# Web Stable Diffusion - TVMCon 2023

https://mlc.ai/web-stable-diffusion

This project brings stable diffusion models to web browsers. **Everything runs inside the browser with no server support.** To our knowledge, this is the the world’s first stable diffusion completely running on the browser. Now let’s get started.

![workflow](site/img/fig/workflow.svg)

## Install packages

To import and build the model, we first need to install the on-going development of TVM Unity and other dependencies with the following pip command.  

In [None]:
!python3 -m pip install --pre torch --upgrade --index-url https://download.pytorch.org/whl/nightly/cpu
!python3 -m pip install diffusers transformers accelerate
!python3 -m pip install mlc-ai-nightly -f https://mlc.ai/wheels

We import necessary packages and set up the artifact directory.

In [1]:
import tvm
from tvm import relax
from tvm.script import relax as R

import torch
from torch import fx

from web_stable_diffusion import trace
from web_stable_diffusion import utils

torch_dev_key = "mps"
target = tvm.target.Target(
    "webgpu", host="llvm -mtriple=wasm32-unknown-unknown-wasm"
)

In [2]:
!mkdir -p dist

## Import stable diffusion models

With necessary packages imported, the first step is to import the stable diffusion PyTorch models into TVM. Here we also leverage the techniques and interfaces about [TorchDynamo](https://pytorch.org/tutorials/intermediate/dynamo_tutorial.html) and [Torch FX](https://pytorch.org/docs/stable/fx.html) introduced before.

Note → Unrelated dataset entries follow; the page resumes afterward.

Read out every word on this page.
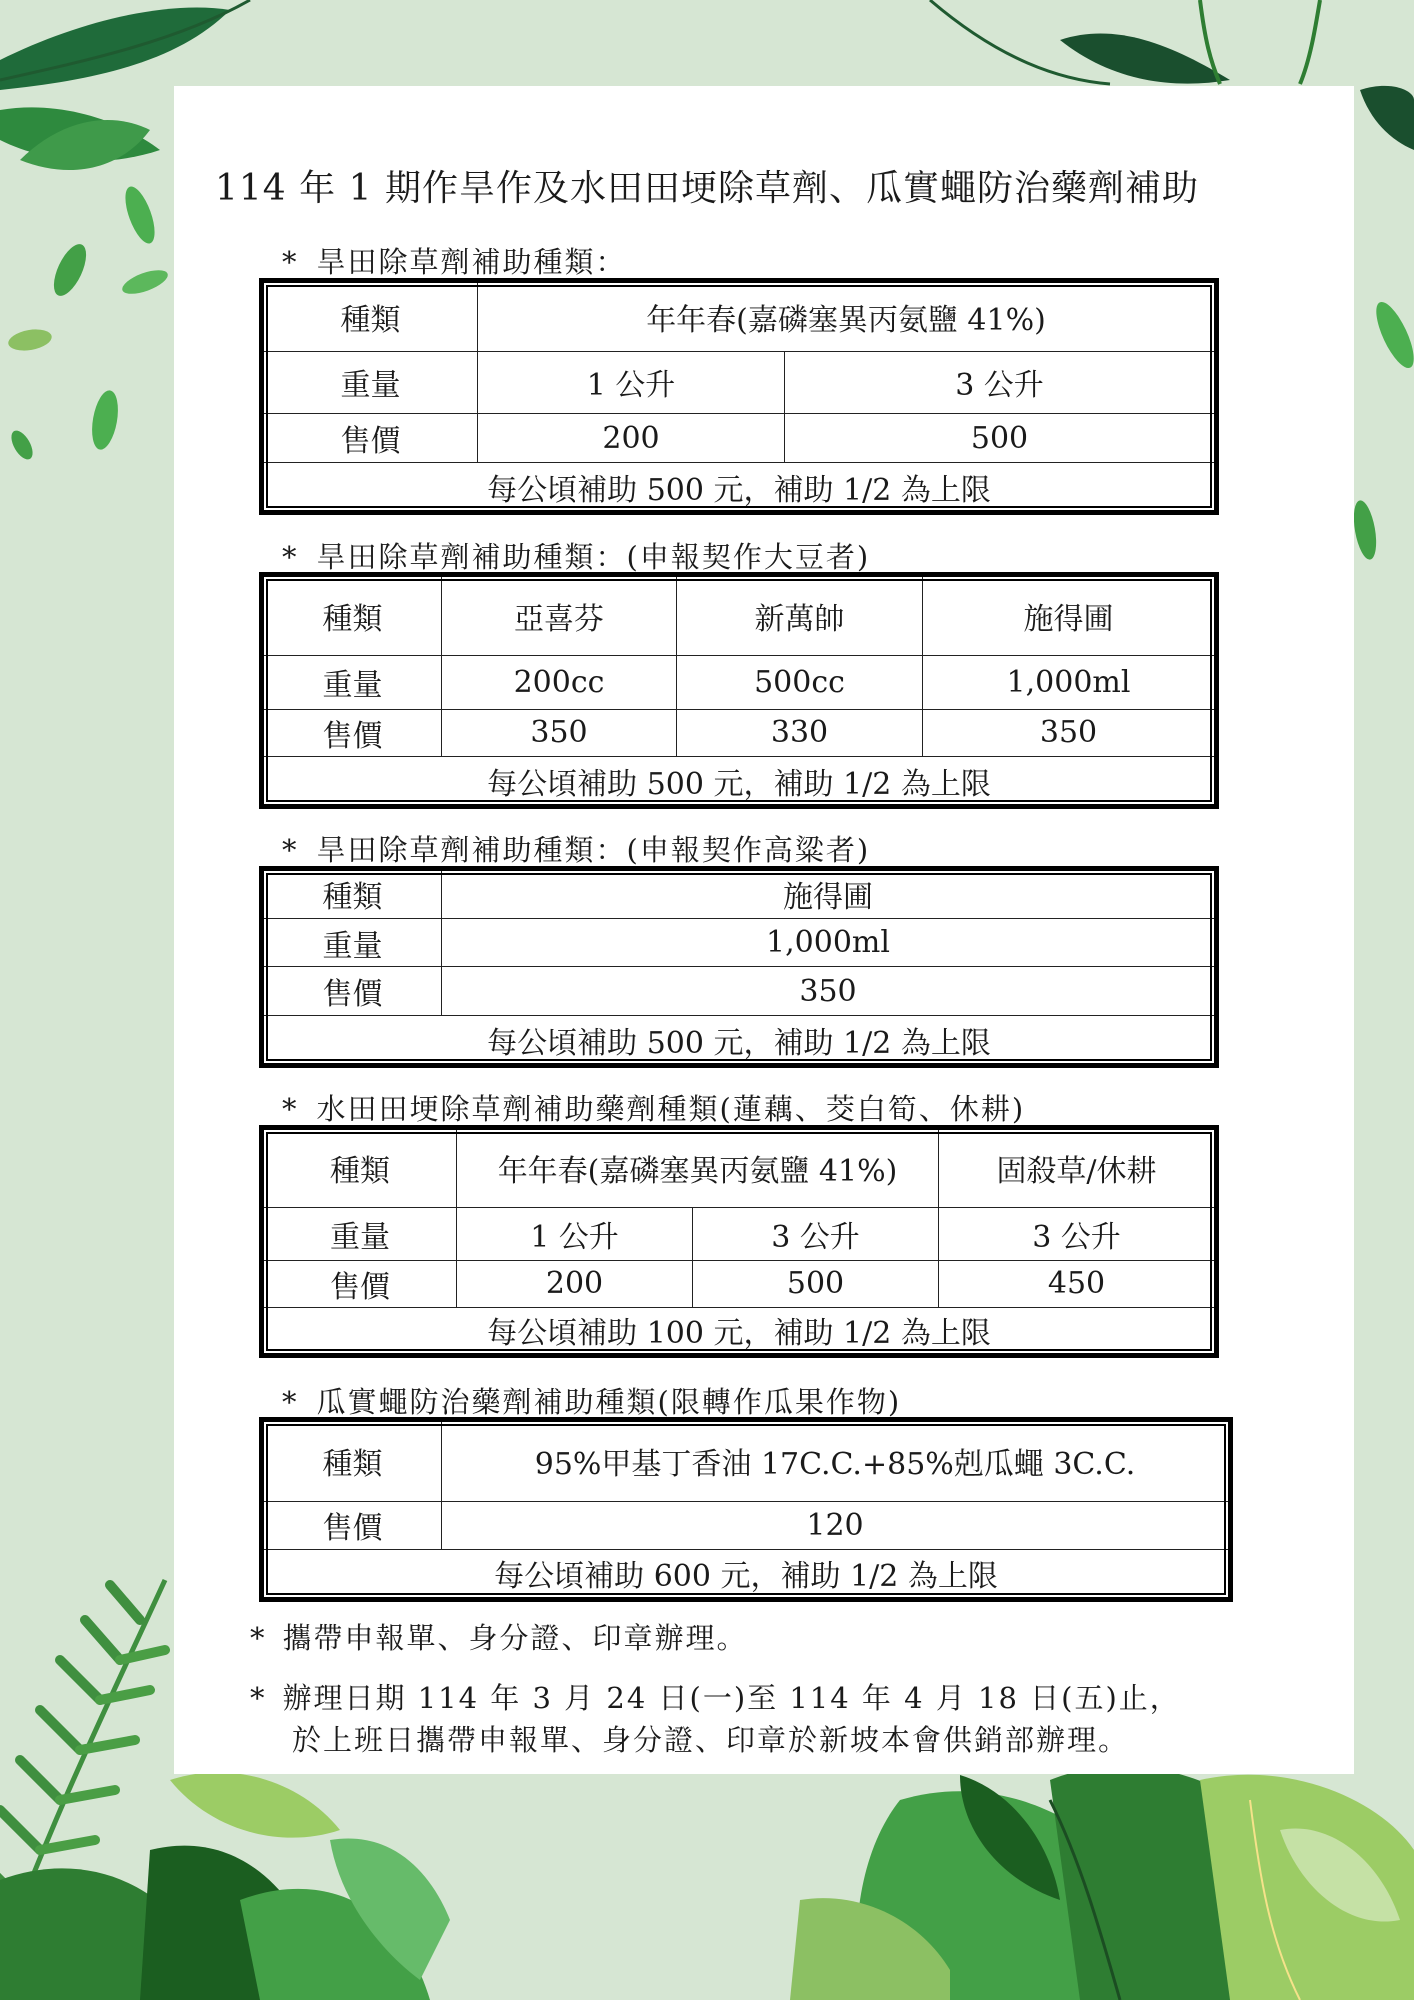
114 年 1 期作旱作及水田田埂除草劑、瓜實蠅防治藥劑補助
* 旱田除草劑補助種類：
種類	年年春(嘉磷塞異丙氨鹽 41%)	
重量	1 公升	3 公升
售價	200	500
每公頃補助 500 元，補助 1/2 為上限		
* 旱田除草劑補助種類：(申報契作大豆者)
種類	亞喜芬	新萬帥	施得圃
重量	200cc	500cc	1,000ml
售價	350	330	350
每公頃補助 500 元，補助 1/2 為上限			
* 旱田除草劑補助種類：(申報契作高粱者)
種類	施得圃
重量	1,000ml
售價	350
每公頃補助 500 元，補助 1/2 為上限	
* 水田田埂除草劑補助藥劑種類(蓮藕、茭白筍、休耕)
種類	年年春(嘉磷塞異丙氨鹽 41%)		固殺草/休耕
重量	1 公升	3 公升	3 公升
售價	200	500	450
每公頃補助 100 元，補助 1/2 為上限			
* 瓜實蠅防治藥劑補助種類(限轉作瓜果作物)
種類	95%甲基丁香油 17C.C.+85%剋瓜蠅 3C.C.
售價	120
每公頃補助 600 元，補助 1/2 為上限	
* 攜帶申報單、身分證、印章辦理。
* 辦理日期 114 年 3 月 24 日(一)至 114 年 4 月 18 日(五)止，
於上班日攜帶申報單、身分證、印章於新坡本會供銷部辦理。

![pipeline](site/img/fig/pipeline.svg)

Compared with building and deploying the stable diffusion model to local CUDA backend, building and deploying the model to web with WebGPU runtime is special, mostly because of the difference of runtime environment:

**Web runtime has no Python (let alone PyTorch, NumPy). We can only leverage JavaScript for model deployment on web.**

Considering this major difference, we will need to _simplify the runtime stable diffusion pipeline (written in JavaScript) as much as possible_, and maximize the number of tasks in the build stage, ahead of the web model deployment. Our workflow demonstrates this principal in the two following aspects:
1. capture more computation to TVM’s IRModule,
2. separate models’ weights from the IRModule.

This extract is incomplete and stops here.